Commit Carbon builds on and differentiates from the following prior work.
Strubell, E., Ganesh, A., McCallum, A. (2019). "Energy and Policy Considerations for Deep Learning in NLP." ACL 2019. Covers training emissions for NLP models. Established early awareness of AI energy costs. How we use: context for training emissions (out of scope for Commit Carbon but referenced).
Patterson, D., et al. (2021). "Carbon Emissions and Large Neural Network Training." arXiv preprint. Carbon accounting methodology for large model training. How we use: methodological reference for accounting approaches.
Luccioni, A. S., et al. (2023). "Power Hungry Processing: Watts Driving the Cost of AI Deployment." Inference emissions for deployed models. Critical baseline for our per-token energy estimates. How we use: primary source for inference energy factors.
Li, P., et al. (2023). "Making AI Less Thirsty: Uncovering and Addressing the Secret Water Footprint of AI Models." Water consumption from AI inference cooling. How we use: noted for future v2.0 water footprint extension.
Code Carbon (github.com/mlco2/codecarbon) Measures training and inference emissions for ML models. Does not cover AI coding tool usage at commit level. Different scope entirely. Commit Carbon is complementary.
ML CO2 Impact Calculator (mlco2.github.io/impact) Calculates emissions from model training runs. Scope: model training only, not coding tool invocation.

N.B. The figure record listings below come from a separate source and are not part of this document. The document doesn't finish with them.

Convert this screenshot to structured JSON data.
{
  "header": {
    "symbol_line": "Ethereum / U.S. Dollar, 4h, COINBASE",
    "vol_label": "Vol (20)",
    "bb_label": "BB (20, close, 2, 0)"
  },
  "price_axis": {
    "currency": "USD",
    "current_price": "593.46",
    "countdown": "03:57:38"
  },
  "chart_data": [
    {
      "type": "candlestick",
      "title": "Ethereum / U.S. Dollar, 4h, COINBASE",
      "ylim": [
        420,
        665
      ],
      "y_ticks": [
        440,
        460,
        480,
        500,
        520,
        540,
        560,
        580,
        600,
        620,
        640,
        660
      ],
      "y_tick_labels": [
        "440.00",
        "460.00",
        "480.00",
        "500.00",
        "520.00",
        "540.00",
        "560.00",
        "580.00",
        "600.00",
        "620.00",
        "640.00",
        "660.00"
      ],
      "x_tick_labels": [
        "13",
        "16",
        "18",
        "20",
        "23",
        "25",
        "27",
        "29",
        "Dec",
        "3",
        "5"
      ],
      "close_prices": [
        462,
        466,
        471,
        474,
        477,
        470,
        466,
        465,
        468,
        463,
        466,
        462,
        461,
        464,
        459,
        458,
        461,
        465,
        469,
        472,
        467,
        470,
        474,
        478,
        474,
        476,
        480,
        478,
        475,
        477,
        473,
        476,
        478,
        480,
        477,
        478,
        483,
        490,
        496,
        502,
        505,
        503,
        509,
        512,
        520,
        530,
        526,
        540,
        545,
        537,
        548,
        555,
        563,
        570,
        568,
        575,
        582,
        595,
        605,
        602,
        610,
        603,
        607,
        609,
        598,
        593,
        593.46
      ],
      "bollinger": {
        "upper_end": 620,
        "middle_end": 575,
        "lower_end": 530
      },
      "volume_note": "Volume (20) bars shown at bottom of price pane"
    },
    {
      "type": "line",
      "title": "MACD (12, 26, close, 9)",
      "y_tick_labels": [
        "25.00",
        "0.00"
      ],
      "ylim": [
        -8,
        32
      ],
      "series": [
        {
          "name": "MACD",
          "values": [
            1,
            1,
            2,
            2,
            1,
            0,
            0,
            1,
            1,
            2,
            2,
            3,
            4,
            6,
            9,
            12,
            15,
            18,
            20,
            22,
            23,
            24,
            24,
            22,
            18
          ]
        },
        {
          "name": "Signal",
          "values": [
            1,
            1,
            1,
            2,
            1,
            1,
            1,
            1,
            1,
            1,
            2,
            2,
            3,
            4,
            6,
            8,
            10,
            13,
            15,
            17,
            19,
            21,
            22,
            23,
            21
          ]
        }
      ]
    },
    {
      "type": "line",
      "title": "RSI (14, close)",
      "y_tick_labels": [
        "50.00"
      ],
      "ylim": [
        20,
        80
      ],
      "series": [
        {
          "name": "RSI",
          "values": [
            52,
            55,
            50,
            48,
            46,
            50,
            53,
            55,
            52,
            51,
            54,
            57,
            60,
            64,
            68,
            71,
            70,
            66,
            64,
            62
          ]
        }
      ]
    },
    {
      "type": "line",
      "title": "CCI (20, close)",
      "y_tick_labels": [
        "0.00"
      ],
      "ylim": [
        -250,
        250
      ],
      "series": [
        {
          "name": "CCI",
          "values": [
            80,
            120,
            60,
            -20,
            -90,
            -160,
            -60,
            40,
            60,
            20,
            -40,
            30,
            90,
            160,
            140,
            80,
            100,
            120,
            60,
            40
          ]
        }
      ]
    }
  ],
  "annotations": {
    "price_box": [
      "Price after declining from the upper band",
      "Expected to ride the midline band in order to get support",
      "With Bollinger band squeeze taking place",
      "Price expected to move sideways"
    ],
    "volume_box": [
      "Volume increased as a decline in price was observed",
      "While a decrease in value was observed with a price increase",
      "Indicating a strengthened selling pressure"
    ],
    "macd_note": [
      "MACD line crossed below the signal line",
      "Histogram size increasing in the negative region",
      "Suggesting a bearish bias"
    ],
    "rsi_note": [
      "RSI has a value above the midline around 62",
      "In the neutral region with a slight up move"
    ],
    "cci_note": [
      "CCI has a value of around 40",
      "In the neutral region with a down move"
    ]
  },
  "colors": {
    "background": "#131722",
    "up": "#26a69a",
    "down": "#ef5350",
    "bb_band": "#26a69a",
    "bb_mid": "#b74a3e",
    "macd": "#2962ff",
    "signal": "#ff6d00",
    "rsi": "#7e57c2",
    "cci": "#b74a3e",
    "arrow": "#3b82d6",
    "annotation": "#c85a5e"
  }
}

Green Software Foundation Carbon Aware SDK Enables software to schedule workloads based on grid carbon intensity. Data aware computing tool, not a measurement framework for existing emissions. We reference their work on carbon aware scheduling.
Electricity Maps (electricitymaps.com) Real-time grid carbon intensity data by zone. Data source that Commit Carbon integrates as an optional grid adapter. Not a measurement framework.
WattTime (watttime.org) Real-time marginal emissions data. Data source that Commit Carbon integrates as an optional grid adapter.
GHG Protocol (ghgprotocol.org) Defines Scope 1/2/3 emissions framework. Commit Carbon aligns with Scope 3 Category 1 (Purchased Goods and Services). We do not copy GHG Protocol text.
CDP (cdp.net) Disclosure framework for environmental impact. Commit Carbon generates CDP compatible outputs. We do not copy CDP questionnaire text.
SBTi (sciencebasedtargets.org) Science Based Targets initiative for emissions reduction. Commit Carbon data can inform SBTi target setting but does not implement SBTi methodology.
ISO 14064 International standard for greenhouse gas accounting. Commit Carbon methodology is designed to be ISO 14064 compatible.
None of the above tools or standards provide:
- Commit level granularity for AI coding emissions
- CSRD compatible disclosure format specifically for AI coding
- Aggregation from ai-attestation data
- Regional grid integration for coding tool emissions
- Methodology audit and third party verification support
Commit Carbon is the first tool to occupy this specific intersection.